Send the children out for their every-other weekend visitation without their daily prescription medication, so the father will have to utilize his lawyer at $300/hour to schedule a hearing two months later to resolve the issue of the mother not providing him with adequate, or any, prescribed pills for the children, making sure to write a letter on the last visitation Friday before the hearing which describes how she has (just) provided him with said medication (after a month and a half of not doing so) so that he can cancel the hearing which has cost him thousands already.
When under a duty to let the father know where the children are at all times, by either communication in person or by phone or in necessary circumstances, by written communication, mail a letter while leaving town after school on Friday, describing where the children will be during a three-day holiday weekend, using a nearby pre-scouted mailbox that the Post Office picks up from at 11a.m. on M-F but not on weekends or holidays, so that the children can see how cooperative she is but which written communication will get to him the following Wednesday at the earliest, days after the children are already back in town.
When the father calls on his cell phone (never answer his calls of course) and leaves a voice-mail asking if the mother would bring to him the spare key she has to the jointly owned pickup he uses (while she is exclusively using the far-more comfortable family van) because he has accidentally locked his key in the vehicle while miles from home, put the children in the car so they can see how cooperative and kind she is and leave the key in his mailbox but don't tell him it is there, so he can find it days later after considerable expenditure in time and money to get a second key already.
When the mother's lawyer tells the father's lawyer how she doesn't have enough money at hand to provide for the children for the following week, and he gratuitously brings over two $500 money orders and leaves them inside a padded envelope taped to her top porch stair so she is sure to see it when she returns home (as well as leaving her a VM), and as he sees the envelope flapping in the wind, he puts a skipping stone inside the envelope to weigh it down so it won't blow away, spend the next year of litigation writing in practically every motion how the father has menacingly sent her rocks in the mail.
Send the children out in their stockinged feet and shirtsleeves for their court-ordered visitation when their father arrives on a cold winter Friday afternoon to announce by a well-practiced refrain that "Mom sent us out ready to go with you but we don't want to, so we're not coming," whereupon they scamper, like skipping, jolly little elves, back into her house and shut the door.

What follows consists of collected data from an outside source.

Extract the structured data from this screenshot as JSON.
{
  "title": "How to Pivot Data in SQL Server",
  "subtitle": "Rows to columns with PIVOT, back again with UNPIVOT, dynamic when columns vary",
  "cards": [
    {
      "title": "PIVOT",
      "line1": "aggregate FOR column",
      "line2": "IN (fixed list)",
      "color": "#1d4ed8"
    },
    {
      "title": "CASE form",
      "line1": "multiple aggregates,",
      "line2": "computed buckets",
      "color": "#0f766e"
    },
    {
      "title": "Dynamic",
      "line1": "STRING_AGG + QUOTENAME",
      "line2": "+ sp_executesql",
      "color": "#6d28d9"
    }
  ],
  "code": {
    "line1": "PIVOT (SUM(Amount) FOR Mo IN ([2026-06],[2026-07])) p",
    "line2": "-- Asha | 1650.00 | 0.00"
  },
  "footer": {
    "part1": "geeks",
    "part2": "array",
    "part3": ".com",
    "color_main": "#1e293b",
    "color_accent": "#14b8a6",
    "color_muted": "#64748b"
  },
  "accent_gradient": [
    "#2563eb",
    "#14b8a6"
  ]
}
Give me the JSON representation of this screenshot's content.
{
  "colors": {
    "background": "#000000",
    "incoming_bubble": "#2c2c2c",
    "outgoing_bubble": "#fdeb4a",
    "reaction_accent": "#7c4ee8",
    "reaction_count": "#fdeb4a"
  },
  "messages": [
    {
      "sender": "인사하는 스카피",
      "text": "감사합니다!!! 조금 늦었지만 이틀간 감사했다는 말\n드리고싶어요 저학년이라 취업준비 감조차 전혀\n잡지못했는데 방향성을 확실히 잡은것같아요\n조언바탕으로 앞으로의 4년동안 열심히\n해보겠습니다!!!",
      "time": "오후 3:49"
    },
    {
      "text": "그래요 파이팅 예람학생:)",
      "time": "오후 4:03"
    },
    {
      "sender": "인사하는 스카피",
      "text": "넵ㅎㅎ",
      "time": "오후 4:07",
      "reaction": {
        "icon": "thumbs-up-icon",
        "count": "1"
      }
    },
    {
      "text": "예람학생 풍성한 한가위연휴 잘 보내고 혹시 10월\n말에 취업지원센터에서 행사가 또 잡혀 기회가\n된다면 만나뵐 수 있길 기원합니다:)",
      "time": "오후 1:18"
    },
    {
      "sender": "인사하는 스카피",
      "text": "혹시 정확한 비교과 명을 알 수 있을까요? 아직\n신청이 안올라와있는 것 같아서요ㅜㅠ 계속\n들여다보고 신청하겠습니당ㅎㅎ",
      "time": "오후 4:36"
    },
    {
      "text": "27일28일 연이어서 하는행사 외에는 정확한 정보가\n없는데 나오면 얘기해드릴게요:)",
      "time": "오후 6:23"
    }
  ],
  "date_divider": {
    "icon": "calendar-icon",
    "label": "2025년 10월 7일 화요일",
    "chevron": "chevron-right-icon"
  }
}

Don't tell the father about a gasoline and matches episode in a park involving one of the children while under her care, and, I suppose, the police, and when the father lights a couple of hand-held sparklers in the driveway with said child on the Fourth of July, have her unscrupulous-at-best divorce lawyer William Reichhardt of Fairfax bring this sparkler "incident" to the attention of the court at a subsequent hearing as an example of how unfit as a parent the father is in light of the prior incendiary issue in the park (unknown to him till that moment in the courtroom).
Send the children to several undisclosed psychologists (which is contrary to the prevailing custody order), at least one of whom was subsequently disciplined or maybe disbarred for general incompetence, until one finally had to report to the GAL that one of the children, in my opinion the child most vulnerable and put-upon for these suggestive get-dirt-on-dad attempts, had expressed violent ideation against himself, his father, or both if he had to go on visitation pursuant to the plain-vanilla court-ordered schedule. This abuse of this susceptible tender child breaks my heart even now.
Withdraw a child who is a special ed student from his public high school during the summer and send him to an out-of-state boarding school that fall which the father only learns about when he arrives in September at the public school for a long-scheduled IEP meeting which, unbeknownst to him till that moment, has long been cancelled by the school as no longer being necessary.
Shall I go on? Even a decade and a half later, my heart practically seizes up at these rending memories, and there are several even worse examples of despicable, unconscionable adult behavior in my opinion that went into brainwashing these now-adult children who haven't spoken to their father or any member of his bloodline in over a decade.
But congratulations on achieving full retirement age, Sharon! (BTW, how are our kids? And their kids?)